27.8.18

Reportagem em Silicon Valley: empregados mas sem-abrigo

Maria João Bourbon, in Expresso

Dormem nas ruas, parques de estacionamento ou em acampamentos criados por si. Trabalham e vivem em Silicon Valley, mas nem assim ganham o suficiente para pagar uma renda ao fim do mês. São os working homeless: trabalhadores invisíveis, sem-abrigo envergonhados, que vivem na sombra da inovação tecnológica e que as estatísticas oficiais não conseguem abarcar. São os deserdados do progresso, da inovação e da especulação imobiliária

As notas seguem umas atrás das outras, encadeadas numa melodia agradável. Enquanto ali está, debruçado sobre as teclas e os pedais que dão música à sua vontade, quase esquece que a vida que agora leva está longe de seguir uma partitura harmoniosa. Deixa voar para longe as memórias da mudança de Estado, das rendas por pagar, das noites mal dormidas a bordo do autocarro 22.

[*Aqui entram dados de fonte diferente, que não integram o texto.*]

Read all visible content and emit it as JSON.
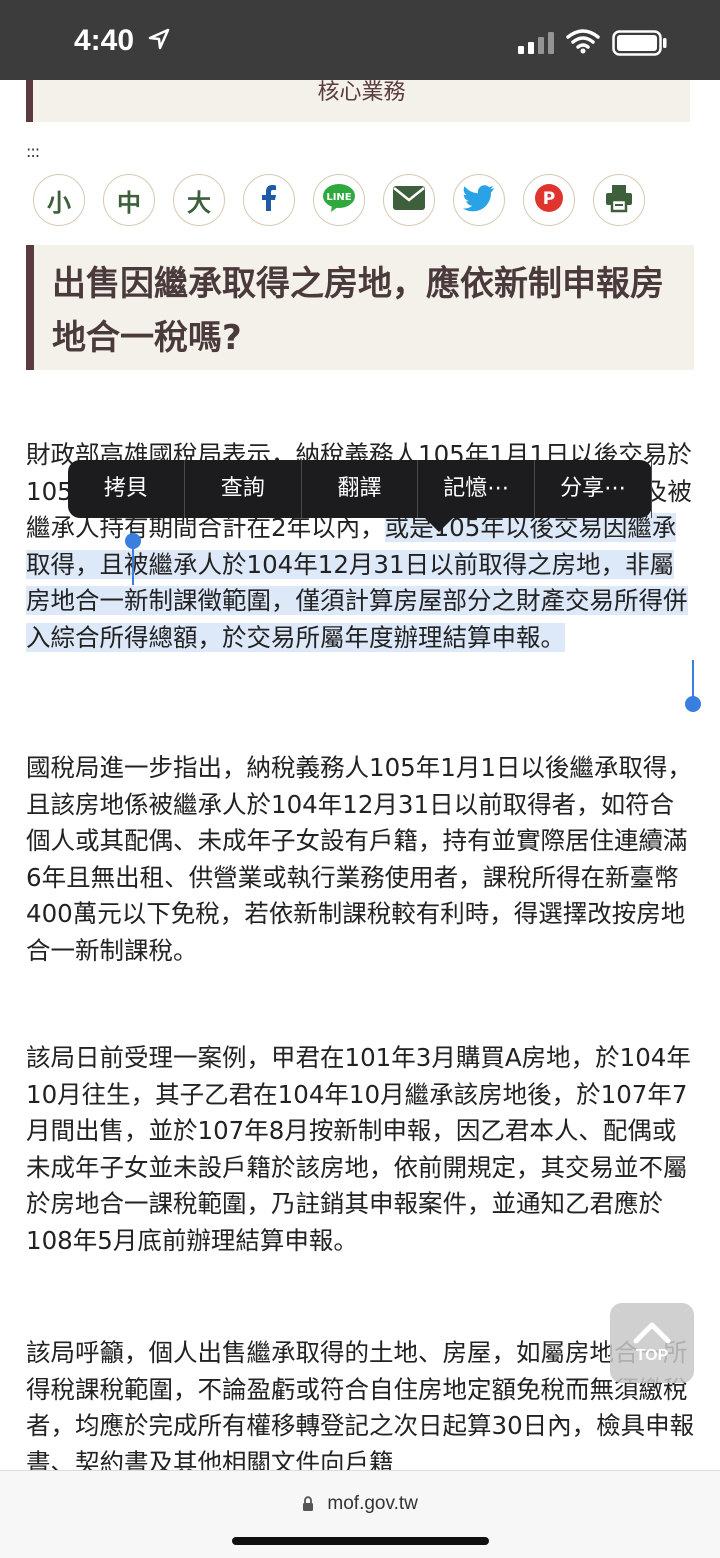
{
  "status_bar": {
    "time": "4:40"
  },
  "top_box": {
    "label": "核心業務"
  },
  "toolbar_dots": ":::",
  "share_buttons": [
    {
      "label": "小",
      "icon": "font-small-icon"
    },
    {
      "label": "中",
      "icon": "font-medium-icon"
    },
    {
      "label": "大",
      "icon": "font-large-icon"
    },
    {
      "label": "",
      "icon": "facebook-icon"
    },
    {
      "label": "",
      "icon": "line-icon"
    },
    {
      "label": "",
      "icon": "email-icon"
    },
    {
      "label": "",
      "icon": "twitter-icon"
    },
    {
      "label": "",
      "icon": "plurk-icon"
    },
    {
      "label": "",
      "icon": "print-icon"
    }
  ],
  "article": {
    "title": "出售因繼承取得之房地，應依新制申報房地合一稅嗎?",
    "p1_before": "財政部高雄國稅局表示，納稅義務人105年1月1日以後交易於105年1月1日以後繼承取得之房屋、土地，且納稅義務人及被繼承人持有期間合計在2年以內，",
    "p1_selected": "或是105年以後交易因繼承取得，且被繼承人於104年12月31日以前取得之房地，非屬房地合一新制課徵範圍，僅須計算房屋部分之財產交易所得併入綜合所得總額，於交易所屬年度辦理結算申報。",
    "p2": "國稅局進一步指出，納稅義務人105年1月1日以後繼承取得，且該房地係被繼承人於104年12月31日以前取得者，如符合個人或其配偶、未成年子女設有戶籍，持有並實際居住連續滿6年且無出租、供營業或執行業務使用者，課稅所得在新臺幣400萬元以下免稅，若依新制課稅較有利時，得選擇改按房地合一新制課稅。",
    "p3": "該局日前受理一案例，甲君在101年3月購買A房地，於104年10月往生，其子乙君在104年10月繼承該房地後，於107年7月間出售，並於107年8月按新制申報，因乙君本人、配偶或未成年子女並未設戶籍於該房地，依前開規定，其交易並不屬於房地合一課稅範圍，乃註銷其申報案件，並通知乙君應於108年5月底前辦理結算申報。",
    "p4": "該局呼籲，個人出售繼承取得的土地、房屋，如屬房地合一所得稅課稅範圍，不論盈虧或符合自住房地定額免稅而無須繳稅者，均應於完成所有權移轉登記之次日起算30日內，檢具申報書、契約書及其他相關文件向戶籍"
  },
  "context_menu": {
    "items": [
      "拷貝",
      "查詢",
      "翻譯",
      "記憶⋯",
      "分享⋯"
    ]
  },
  "scroll_top": {
    "label": "TOP"
  },
  "browser": {
    "url": "mof.gov.tw"
  }
}
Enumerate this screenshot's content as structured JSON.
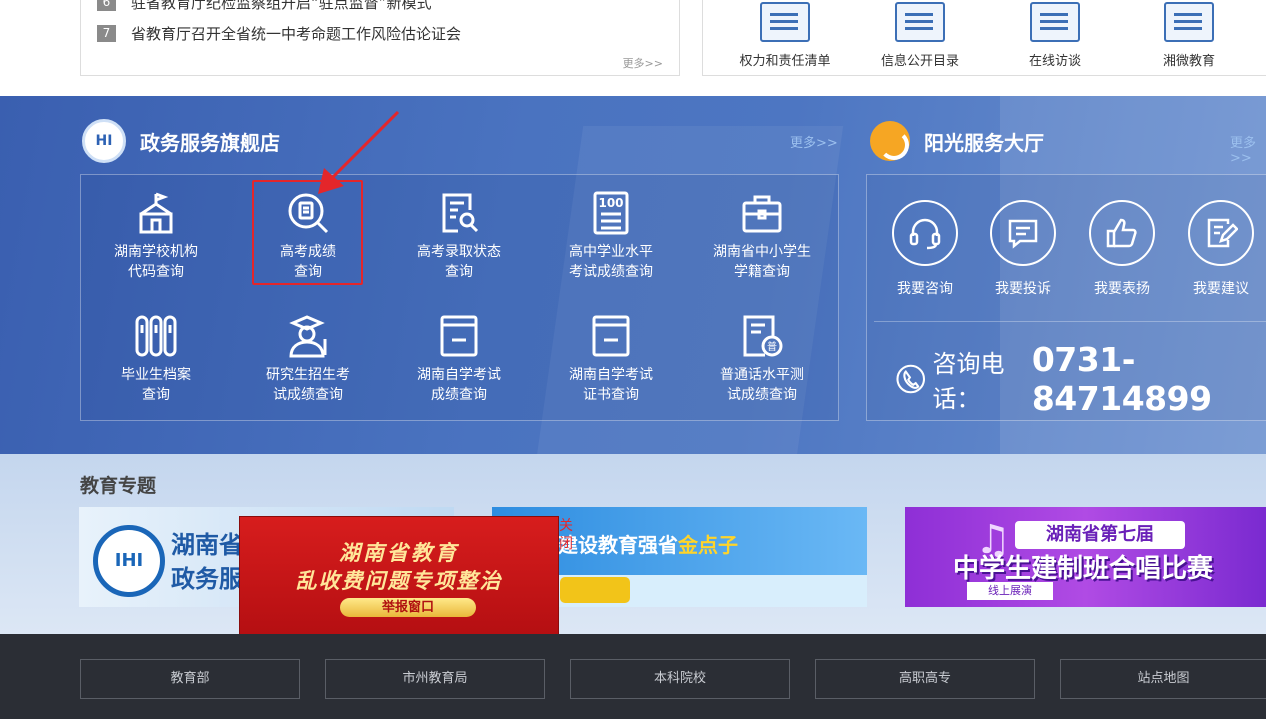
{
  "news": {
    "items": [
      {
        "num": "6",
        "text": "驻省教育厅纪检监察组开启“驻点监督”新模式"
      },
      {
        "num": "7",
        "text": "省教育厅召开全省统一中考命题工作风险估论证会"
      }
    ],
    "more": "更多>>"
  },
  "quick_links": [
    {
      "label": "权力和责任清单",
      "icon": "list-icon"
    },
    {
      "label": "信息公开目录",
      "icon": "eye-doc-icon"
    },
    {
      "label": "在线访谈",
      "icon": "chat-board-icon"
    },
    {
      "label": "湘微教育",
      "icon": "wechat-icon"
    }
  ],
  "gov_service": {
    "title": "政务服务旗舰店",
    "more": "更多>>",
    "items": [
      {
        "line1": "湖南学校机构",
        "line2": "代码查询",
        "icon": "school-icon"
      },
      {
        "line1": "高考成绩",
        "line2": "查询",
        "icon": "search-doc-icon"
      },
      {
        "line1": "高考录取状态",
        "line2": "查询",
        "icon": "doc-search-icon"
      },
      {
        "line1": "高中学业水平",
        "line2": "考试成绩查询",
        "icon": "score-100-icon"
      },
      {
        "line1": "湖南省中小学生",
        "line2": "学籍查询",
        "icon": "briefcase-icon"
      },
      {
        "line1": "毕业生档案",
        "line2": "查询",
        "icon": "archive-icon"
      },
      {
        "line1": "研究生招生考",
        "line2": "试成绩查询",
        "icon": "graduate-icon"
      },
      {
        "line1": "湖南自学考试",
        "line2": "成绩查询",
        "icon": "book-icon"
      },
      {
        "line1": "湖南自学考试",
        "line2": "证书查询",
        "icon": "certificate-icon"
      },
      {
        "line1": "普通话水平测",
        "line2": "试成绩查询",
        "icon": "mandarin-icon"
      }
    ]
  },
  "sunshine": {
    "title": "阳光服务大厅",
    "more": "更多>>",
    "items": [
      {
        "label": "我要咨询",
        "icon": "headset-icon"
      },
      {
        "label": "我要投诉",
        "icon": "message-icon"
      },
      {
        "label": "我要表扬",
        "icon": "thumbs-up-icon"
      },
      {
        "label": "我要建议",
        "icon": "edit-icon"
      }
    ],
    "phone_label": "咨询电话：",
    "phone_number": "0731-84714899"
  },
  "topics": {
    "title": "教育专题",
    "banner1_line1": "湖南省",
    "banner1_line2": "政务服",
    "banner2_prefix": "建设教育强省",
    "banner2_highlight": "金点子",
    "banner3_top": "湖南省第七届",
    "banner3_main": "中学生建制班合唱比赛",
    "banner3_sub": "线上展演"
  },
  "popup": {
    "line1": "湖南省教育",
    "line2": "乱收费问题专项整治",
    "button": "举报窗口",
    "close": "关闭"
  },
  "footer": {
    "links": [
      "教育部",
      "市州教育局",
      "本科院校",
      "高职高专",
      "站点地图"
    ]
  },
  "colors": {
    "band_blue": "#4a73c0",
    "highlight_red": "#e4262a",
    "footer_bg": "#2b2e35"
  }
}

Mas quando os dedos tocam a última nota regressa à sala da igreja que lhe cede o piano e todas essas lembranças colam-se-lhe de novo à pele. Recorda o desemprego forçado, quando ao fim de 12 anos deixou de ser supervisor de retalho alimentar na universidade do Norte do Arizona e o colega de casa lhe pediu para sair por não conseguir pagar a renda. Recorda a amiga que lhe estendeu a mão e lhe pagou o voo para vir até São José viver perto dela. Recorda o choque frontal com um custo de vida bem mais elevado do que aquilo que poderia suportar — mesmo estando empregado, primeiro na cantina da Synapsis e agora na Intuit, tecnológica onde recebe mais que o ordenado mínimo mas nem assim consegue pagar uma renda. E traz ainda à memória, e à conversa, as viagens no autocarro que durante meses lhe serviu de casa.

Cada vez que cai a noite, o autocarro 22, que liga Palo Alto à zona este de São José, transforma-se num abrigo não-oficial para quem não tem onde dormir. Funciona 24h. Quando, carregado de pessoas sem-abrigo, vai percorrendo o caminho habitual — passando perto de grandes campus como o da Google, da Microsoft ou da Apple — torna-se a fotografia perfeita dos contrastes e desigualdades daquela que tem sido apresentada como a meca do crescimento económico, tecnologia e inovação.

Até há um mês e meio, Devin Shurte encontrava aí um lugar onde dormir. Pagava o bilhete, sentava-se num dos lugares livres e tentava adormecer. Procurava abstrair-se do barulho, dos cheiros, dos solavancos, do ar pesado... E quando quase duas horas depois chegava ao fim da linha, saía e esperava meia hora ao relento. Só então aparecia novo autocarro, no qual voltava a entrar e a dormir — repetia o processo para a frente e para trás até chegar a hora de ir trabalhar. “Era esgotante”, recorda.